AbstractID: 9733 Title: How to avoid DEXA limitations: introduction of x-ray
spectroscopy in diagnostic absorptiometry
In attempts to determine bone mineral density (BMD) in vivo, dual energy x-ray
absorptiometry shows a lot of advantages compared with other non-invasive radiological
techniques: improved precision, good spatial resolution, short scanning time, reduced
radiation dose to patient, etc. But, poly-energetic nature of two separated energy region of
x-ray spectra, could be a reasons of some inherent limitations of technique. Simplified
model of the body, consisting of only two components: mineral and nonmineral as one
consequence of only two mean energies used limits a precision and accuracy of method.
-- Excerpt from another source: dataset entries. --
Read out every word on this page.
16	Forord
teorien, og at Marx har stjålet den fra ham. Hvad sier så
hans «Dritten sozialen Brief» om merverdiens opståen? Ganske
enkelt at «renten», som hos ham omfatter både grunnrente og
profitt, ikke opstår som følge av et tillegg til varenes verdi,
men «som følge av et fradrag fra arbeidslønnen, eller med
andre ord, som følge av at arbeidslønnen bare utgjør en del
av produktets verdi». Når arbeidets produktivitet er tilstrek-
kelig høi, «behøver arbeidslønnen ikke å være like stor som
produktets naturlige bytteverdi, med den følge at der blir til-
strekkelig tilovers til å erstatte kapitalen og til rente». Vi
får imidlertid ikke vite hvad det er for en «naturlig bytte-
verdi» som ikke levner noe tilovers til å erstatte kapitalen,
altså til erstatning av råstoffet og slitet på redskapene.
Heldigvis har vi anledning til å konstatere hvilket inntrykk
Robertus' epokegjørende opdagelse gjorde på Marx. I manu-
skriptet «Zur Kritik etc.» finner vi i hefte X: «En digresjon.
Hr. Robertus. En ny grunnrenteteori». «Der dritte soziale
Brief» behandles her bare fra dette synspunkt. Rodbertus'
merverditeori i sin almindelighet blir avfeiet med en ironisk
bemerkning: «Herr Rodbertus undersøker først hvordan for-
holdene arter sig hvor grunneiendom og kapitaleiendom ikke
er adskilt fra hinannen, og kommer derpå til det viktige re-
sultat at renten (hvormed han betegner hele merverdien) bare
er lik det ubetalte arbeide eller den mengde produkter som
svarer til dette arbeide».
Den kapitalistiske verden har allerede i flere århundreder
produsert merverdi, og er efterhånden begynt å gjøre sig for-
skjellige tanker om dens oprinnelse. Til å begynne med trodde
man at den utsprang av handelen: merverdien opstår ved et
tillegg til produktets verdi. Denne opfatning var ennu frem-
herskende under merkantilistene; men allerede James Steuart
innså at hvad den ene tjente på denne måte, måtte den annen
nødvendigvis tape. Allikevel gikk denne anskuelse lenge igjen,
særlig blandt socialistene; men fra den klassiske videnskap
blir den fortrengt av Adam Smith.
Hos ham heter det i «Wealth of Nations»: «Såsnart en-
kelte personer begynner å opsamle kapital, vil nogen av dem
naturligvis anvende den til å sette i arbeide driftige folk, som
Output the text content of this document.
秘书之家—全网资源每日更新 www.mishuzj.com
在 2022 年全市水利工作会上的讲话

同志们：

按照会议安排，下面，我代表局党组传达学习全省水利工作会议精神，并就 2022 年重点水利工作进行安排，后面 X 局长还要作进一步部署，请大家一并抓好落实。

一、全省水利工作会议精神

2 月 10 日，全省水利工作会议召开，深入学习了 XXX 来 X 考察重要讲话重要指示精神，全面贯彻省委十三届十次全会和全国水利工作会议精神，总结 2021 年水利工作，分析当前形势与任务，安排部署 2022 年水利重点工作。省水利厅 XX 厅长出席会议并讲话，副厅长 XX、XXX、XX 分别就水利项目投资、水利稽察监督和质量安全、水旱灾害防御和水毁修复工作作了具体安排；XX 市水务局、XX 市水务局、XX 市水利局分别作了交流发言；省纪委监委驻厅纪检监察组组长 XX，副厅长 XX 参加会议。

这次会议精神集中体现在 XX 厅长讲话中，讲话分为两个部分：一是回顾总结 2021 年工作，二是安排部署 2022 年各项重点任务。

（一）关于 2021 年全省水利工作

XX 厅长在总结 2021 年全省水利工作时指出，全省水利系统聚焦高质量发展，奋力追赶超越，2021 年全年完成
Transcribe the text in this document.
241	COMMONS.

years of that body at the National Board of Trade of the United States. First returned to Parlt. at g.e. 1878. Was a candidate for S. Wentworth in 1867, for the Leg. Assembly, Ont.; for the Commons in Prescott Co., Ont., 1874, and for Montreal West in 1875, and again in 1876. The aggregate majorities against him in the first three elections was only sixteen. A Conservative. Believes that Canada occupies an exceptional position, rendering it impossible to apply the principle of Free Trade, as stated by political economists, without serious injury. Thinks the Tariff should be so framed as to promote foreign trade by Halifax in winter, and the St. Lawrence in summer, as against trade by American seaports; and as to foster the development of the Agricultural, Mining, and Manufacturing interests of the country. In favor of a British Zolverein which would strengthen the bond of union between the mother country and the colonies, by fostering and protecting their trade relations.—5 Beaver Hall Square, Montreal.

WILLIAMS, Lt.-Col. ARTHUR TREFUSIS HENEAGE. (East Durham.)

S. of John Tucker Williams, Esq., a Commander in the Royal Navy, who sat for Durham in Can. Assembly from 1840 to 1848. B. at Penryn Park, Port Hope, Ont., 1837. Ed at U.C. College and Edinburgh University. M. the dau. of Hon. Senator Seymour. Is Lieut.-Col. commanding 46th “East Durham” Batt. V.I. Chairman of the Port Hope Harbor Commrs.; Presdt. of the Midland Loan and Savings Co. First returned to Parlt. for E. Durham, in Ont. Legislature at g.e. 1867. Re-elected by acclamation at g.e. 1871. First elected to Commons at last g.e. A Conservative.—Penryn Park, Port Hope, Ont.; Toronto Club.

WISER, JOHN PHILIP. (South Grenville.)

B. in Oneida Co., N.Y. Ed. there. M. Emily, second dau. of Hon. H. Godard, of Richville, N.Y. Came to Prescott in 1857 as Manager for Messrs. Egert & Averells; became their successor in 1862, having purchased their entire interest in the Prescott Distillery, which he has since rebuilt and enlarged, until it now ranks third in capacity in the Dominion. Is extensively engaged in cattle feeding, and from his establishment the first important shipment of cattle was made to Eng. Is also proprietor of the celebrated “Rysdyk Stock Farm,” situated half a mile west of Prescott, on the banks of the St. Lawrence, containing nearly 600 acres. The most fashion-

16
Hardening of two relatively brad energy regions contributes to additional systematic
inaccuracy.
In this work, an attempt was made to use full energy spectra of x-ray beam transmitted
through three different material layers to calculate areal densities of each of them. Test
objects made from different thicknesses of aluminium, Plexiglas and petrolatum were
used to simulate part of body consisting from cortical bone, soft tissue and bone marrow
respectively. Three different types of detectors were used in study: planar HPGe, CZT
and NaI. It was shown that spectra obtained by HPGe and NaI detectors, with small
correction (mostly for summing effect at high count rates) can be used in calculation of
areal densities in transmission measurements. Method is not limited to only two nonmineral components and in most cases, even in simplified calculations, areal density of
aluminium (simulating solid bone) was reconstructed correctly with same precision
obtained in DEXA phantom measurements.